Restricting development of small ports : Government turns down Chinese proposal

11 December, 2016

The Government has rejected the Chinese proposal to restrict development of Ports such as Galle and Oluvil within 200 km of the Magampura Mahinda Rajapaksa Port in Hambantota.

Cabinet last week approved the proposal to issue the green light for the development of the second phase of the Hambantota Port on a public-private partnership with the Chinese company, China Merchants Port Holdings Company Limited (CMPHCL).

The partnership would be based on a Framework Agreement approved by the Cabinet Committee on Economic Management.

According to informed sources, whilst the Chinese side “had proposed a new condition to restrict the development of the Ports such as Galle, Oluvil which are within a radius of 200 km,” this was not contained in the Project Proposal nor in the first draft of the Framework Agreement.Thus this new condition was rejected and government decided to, “negotiate and reach agreement with the CMPHCL on a suitable time and performance based arrangement which does not impact their operations while the development of the Galle, Oluvil and other fisheries harbours in non-competing areas is not compromised.”

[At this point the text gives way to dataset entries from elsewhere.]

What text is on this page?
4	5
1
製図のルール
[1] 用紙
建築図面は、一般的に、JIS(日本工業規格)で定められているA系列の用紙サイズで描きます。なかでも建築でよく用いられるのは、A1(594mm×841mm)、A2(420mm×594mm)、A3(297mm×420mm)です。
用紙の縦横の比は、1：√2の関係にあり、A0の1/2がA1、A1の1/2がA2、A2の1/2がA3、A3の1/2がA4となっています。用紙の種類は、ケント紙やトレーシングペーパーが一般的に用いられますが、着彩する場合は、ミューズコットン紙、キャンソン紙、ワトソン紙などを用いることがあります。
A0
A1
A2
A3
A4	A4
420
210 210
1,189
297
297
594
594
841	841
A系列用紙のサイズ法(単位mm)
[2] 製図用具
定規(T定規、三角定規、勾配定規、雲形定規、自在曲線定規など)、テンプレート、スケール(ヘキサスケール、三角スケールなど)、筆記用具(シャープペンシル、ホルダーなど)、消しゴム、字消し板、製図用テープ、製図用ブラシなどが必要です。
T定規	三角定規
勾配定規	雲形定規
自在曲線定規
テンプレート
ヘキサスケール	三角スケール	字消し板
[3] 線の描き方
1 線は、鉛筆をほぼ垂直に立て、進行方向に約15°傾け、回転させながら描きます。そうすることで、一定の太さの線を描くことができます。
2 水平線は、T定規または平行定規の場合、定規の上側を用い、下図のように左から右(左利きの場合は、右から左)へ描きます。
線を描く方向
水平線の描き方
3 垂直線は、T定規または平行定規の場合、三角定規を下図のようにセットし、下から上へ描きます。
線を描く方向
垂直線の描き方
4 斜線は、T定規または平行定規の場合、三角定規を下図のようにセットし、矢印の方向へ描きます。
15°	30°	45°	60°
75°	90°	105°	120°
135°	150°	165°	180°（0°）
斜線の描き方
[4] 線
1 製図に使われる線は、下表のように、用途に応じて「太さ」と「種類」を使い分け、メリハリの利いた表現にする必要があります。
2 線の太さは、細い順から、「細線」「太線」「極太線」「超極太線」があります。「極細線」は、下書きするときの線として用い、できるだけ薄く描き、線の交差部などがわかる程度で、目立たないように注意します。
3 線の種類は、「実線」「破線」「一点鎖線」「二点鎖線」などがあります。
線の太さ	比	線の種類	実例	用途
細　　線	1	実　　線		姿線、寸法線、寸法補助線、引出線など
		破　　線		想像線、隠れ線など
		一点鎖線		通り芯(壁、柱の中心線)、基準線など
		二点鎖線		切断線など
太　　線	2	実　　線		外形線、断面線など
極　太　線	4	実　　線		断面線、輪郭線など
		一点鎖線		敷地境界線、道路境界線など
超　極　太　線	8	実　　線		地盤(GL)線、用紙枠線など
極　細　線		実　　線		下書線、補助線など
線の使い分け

The Ports of Colombo, Trincomalee and Kankesanthurai are to be excluded from the agreement. The Cabinet paper on the memorandum also stated that the Sri Lanka Ports Authority (SLPA), acting on behalf of the government, would enter into the agreement with the Chinese investor on January 7 alongside activities to mark the second year of assumption of office by President Maithripala Sirisena.

The Hambantota Port which was initiated by former President Mahinda Rajapaksa was financed with Chinese loans worth over USD 1 billion. The first phase was opened in 2010.

According to Government sources, the loan repayments on the project has been bleeding the Treasury dry and as a result the Framework Agreement has also agreed to sell an 80 percent stake at the Port to the Chinese investor.

The SLPA which is the signatory on behalf of the Government, however, has suggested that the Chinese side “consider the request of the SLPA for a royalty payment on a revenue sharing basis after Port utilization reaches a mutually agreed level of performance.”

The Ministry Secretary Chandani Wijayawardhana told the Sunday Observer that the agreement will stand for 99 years although after the conclusion of 15 years, the terms of the agreement will be revised every 5 years.